Теперь у графини Гедвиги были основания сказать, что с появлением Деди в Штадене её супруг был обречён. Когда тело покойного маркграфа Удона предали земле, в замке произошло событие, подтверждающее доводы Гедвиги. Один из конюхов графской конюшни рассказал, что он видел, как стременной маркграфа Деди подходил к сбруе Удона. Вначале никто не придал значения тому рассказу. И один из егерей даже заметил:

- Тому причиной дорогие украшения. Проверили бы, не сорвал ли стременной серебро?

Но и словам егеря никто не дал ходу. Однако конюх Фриц оказался дотошным. Он осмотрел уздечку, подпругу, шлею, в кои наряжали скакуна: серебро было на месте. Взялся за осмотр седла и увидел то, что заставило его удивиться. Из потника выглядывала булавка с дырочкой на острие, и в ней покоилось какое-то прозрачное и вязкое вещество. В кожаном крыле седла было проколото шилом отверстие, через которое булавка выходила наружу. Фриц соображал довольно туго, но всё-таки догадался, для чего стременной затаил булавку. Похоже, что она должна была уколоть маркграфа. Чтобы утвердиться в догадке, Фриц оседлал коня.

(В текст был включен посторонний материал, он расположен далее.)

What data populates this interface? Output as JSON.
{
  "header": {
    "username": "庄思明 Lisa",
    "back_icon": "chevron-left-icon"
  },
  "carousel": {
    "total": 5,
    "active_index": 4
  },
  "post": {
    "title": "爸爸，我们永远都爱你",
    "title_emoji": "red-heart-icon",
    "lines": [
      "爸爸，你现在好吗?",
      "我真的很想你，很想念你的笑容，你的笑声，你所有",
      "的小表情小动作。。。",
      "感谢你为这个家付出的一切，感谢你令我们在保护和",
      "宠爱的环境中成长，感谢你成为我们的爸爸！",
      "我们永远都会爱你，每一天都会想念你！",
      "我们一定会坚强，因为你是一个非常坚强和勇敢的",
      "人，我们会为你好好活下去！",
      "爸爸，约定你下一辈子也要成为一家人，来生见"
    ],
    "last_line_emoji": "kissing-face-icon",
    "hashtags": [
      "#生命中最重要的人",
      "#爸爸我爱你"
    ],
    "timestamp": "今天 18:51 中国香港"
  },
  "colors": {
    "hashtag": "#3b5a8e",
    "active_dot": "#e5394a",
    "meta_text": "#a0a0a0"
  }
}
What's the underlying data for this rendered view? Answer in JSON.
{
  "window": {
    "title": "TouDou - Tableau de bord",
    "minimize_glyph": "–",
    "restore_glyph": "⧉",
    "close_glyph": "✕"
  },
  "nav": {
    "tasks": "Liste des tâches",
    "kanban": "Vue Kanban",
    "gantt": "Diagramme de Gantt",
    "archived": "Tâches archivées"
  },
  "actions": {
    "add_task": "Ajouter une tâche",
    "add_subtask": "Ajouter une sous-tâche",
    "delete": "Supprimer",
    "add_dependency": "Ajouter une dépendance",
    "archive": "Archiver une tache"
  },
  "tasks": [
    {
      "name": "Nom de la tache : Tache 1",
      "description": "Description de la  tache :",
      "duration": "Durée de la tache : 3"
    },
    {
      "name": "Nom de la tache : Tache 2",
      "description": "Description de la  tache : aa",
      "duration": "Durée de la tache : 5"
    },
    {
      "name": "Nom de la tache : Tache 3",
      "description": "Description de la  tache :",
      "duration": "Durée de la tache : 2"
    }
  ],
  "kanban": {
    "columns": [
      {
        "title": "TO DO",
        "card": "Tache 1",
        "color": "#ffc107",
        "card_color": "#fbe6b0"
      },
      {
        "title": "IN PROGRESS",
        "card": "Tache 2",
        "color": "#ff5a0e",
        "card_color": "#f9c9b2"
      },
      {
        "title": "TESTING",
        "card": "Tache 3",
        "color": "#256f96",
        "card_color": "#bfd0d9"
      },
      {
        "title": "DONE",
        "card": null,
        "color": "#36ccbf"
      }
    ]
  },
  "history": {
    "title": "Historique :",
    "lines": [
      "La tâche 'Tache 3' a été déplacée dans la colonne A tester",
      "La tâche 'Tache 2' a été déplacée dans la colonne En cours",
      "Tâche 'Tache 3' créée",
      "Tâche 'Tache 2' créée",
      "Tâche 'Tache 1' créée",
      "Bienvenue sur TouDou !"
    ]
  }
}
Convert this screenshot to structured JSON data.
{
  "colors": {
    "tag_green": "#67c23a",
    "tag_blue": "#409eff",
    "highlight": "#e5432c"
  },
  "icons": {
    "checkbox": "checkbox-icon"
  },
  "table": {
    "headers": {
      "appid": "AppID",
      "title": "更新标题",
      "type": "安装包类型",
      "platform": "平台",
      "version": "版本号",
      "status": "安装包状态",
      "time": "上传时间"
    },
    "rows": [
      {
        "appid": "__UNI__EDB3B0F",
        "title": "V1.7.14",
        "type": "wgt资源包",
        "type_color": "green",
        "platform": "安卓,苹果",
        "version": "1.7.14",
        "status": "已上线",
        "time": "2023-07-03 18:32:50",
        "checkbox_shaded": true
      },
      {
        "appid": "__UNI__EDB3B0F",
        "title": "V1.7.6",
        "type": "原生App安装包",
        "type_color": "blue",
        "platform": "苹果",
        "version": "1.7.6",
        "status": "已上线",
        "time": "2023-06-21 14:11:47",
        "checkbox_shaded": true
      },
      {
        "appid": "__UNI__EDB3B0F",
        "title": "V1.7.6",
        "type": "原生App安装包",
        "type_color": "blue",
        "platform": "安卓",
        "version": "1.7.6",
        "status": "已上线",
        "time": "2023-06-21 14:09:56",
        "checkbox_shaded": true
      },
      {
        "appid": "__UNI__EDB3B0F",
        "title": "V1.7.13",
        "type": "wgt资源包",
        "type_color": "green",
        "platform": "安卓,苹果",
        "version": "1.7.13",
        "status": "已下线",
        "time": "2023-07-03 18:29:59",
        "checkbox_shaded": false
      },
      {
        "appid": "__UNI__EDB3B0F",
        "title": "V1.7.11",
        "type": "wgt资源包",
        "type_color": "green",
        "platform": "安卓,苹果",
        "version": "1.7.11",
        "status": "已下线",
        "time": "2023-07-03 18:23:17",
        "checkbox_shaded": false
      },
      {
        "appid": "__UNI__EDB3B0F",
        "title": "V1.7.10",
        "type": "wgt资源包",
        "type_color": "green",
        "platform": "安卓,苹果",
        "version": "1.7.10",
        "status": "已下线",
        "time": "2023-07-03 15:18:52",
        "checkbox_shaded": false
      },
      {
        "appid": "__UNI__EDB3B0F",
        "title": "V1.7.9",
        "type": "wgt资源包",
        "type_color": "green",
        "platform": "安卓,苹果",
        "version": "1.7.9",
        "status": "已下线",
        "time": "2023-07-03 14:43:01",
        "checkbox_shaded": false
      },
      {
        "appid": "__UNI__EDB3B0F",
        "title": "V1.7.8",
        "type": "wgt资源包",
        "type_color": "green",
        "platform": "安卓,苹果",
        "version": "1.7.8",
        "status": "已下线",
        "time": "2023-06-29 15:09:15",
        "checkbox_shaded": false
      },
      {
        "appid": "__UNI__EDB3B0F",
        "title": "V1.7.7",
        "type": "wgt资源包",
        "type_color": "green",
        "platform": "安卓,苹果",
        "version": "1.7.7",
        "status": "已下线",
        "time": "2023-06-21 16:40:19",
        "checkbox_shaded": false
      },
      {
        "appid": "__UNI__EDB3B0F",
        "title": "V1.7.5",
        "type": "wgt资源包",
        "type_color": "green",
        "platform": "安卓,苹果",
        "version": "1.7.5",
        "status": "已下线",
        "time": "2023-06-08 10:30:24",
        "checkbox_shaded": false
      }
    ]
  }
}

- Попробую-ка я прокачусь на нём. Тогда уж и скажу господам о чьей-то затее, - подбодрил он себя. В простоте душевной тугодумец счёл, что всё будет как в шутке: тебя укололи в мягкое место, ты подпрыгнул в седле и на землю - бац!

Фриц вывел коня из конюшни, поднялся в седло и шагом выехал с хозяйственного двора на площадь перед замком. Увидев там слуг, дворовых, крикнул им:

- Смотрите, что сейчас будет! - и ударил плетью коня.

Застоявшийся скакун привстал на дыбы и с места помчался галопом. Фриц громко вскрикнул и вылетел из седла на каменные плиты. К нему сбежались все, кто был на дворе замка, кто-то позвал графиню Гедвигу, она не замешкалась. И лишь только подошла к Фрицу, он с трудом произнёс несколько слов:

- Госпожа, в седле игла, и она меня уколола. - Его глаза расширились, он захрипел и испустил дух.

Случилось это вскоре же, как маркграф Генрих и сваты уехали в Киев. Графиня Гедвига позвала медика, и он определил, что игла покрыта смолкой сильного яда. Графиня пришла в замешательство. Всё говорило о том, что в смерти маркграфа Удона повинен император. Однако о причине преступления она не могла догадаться.

Графиня мучилась оттого, что оказалась одинокой и беззащитной. Она переживала за старшего сына. В её воображении возникали ужасные картины нападения императорских людей на Генриха, и ей не к кому было обратиться за помощью. Она побуждалась написать обо всём императрице Берте, но отказывалась от этого, зная, что у самой Берты жизнь несчастна. Так, затаившись от людей, от мира, и жила графиня в одиночестве, когда в замке вновь забушевали страсти. В последнюю ночь августа на рассвете в ворота замка раздался громкий и настойчивый стук.

- Кто там ломится? - спросил страж, сбрасывая предутреннюю дрёму.

- Янкель, открой! Это барон Саксон, - донёсся голос из-за ворот.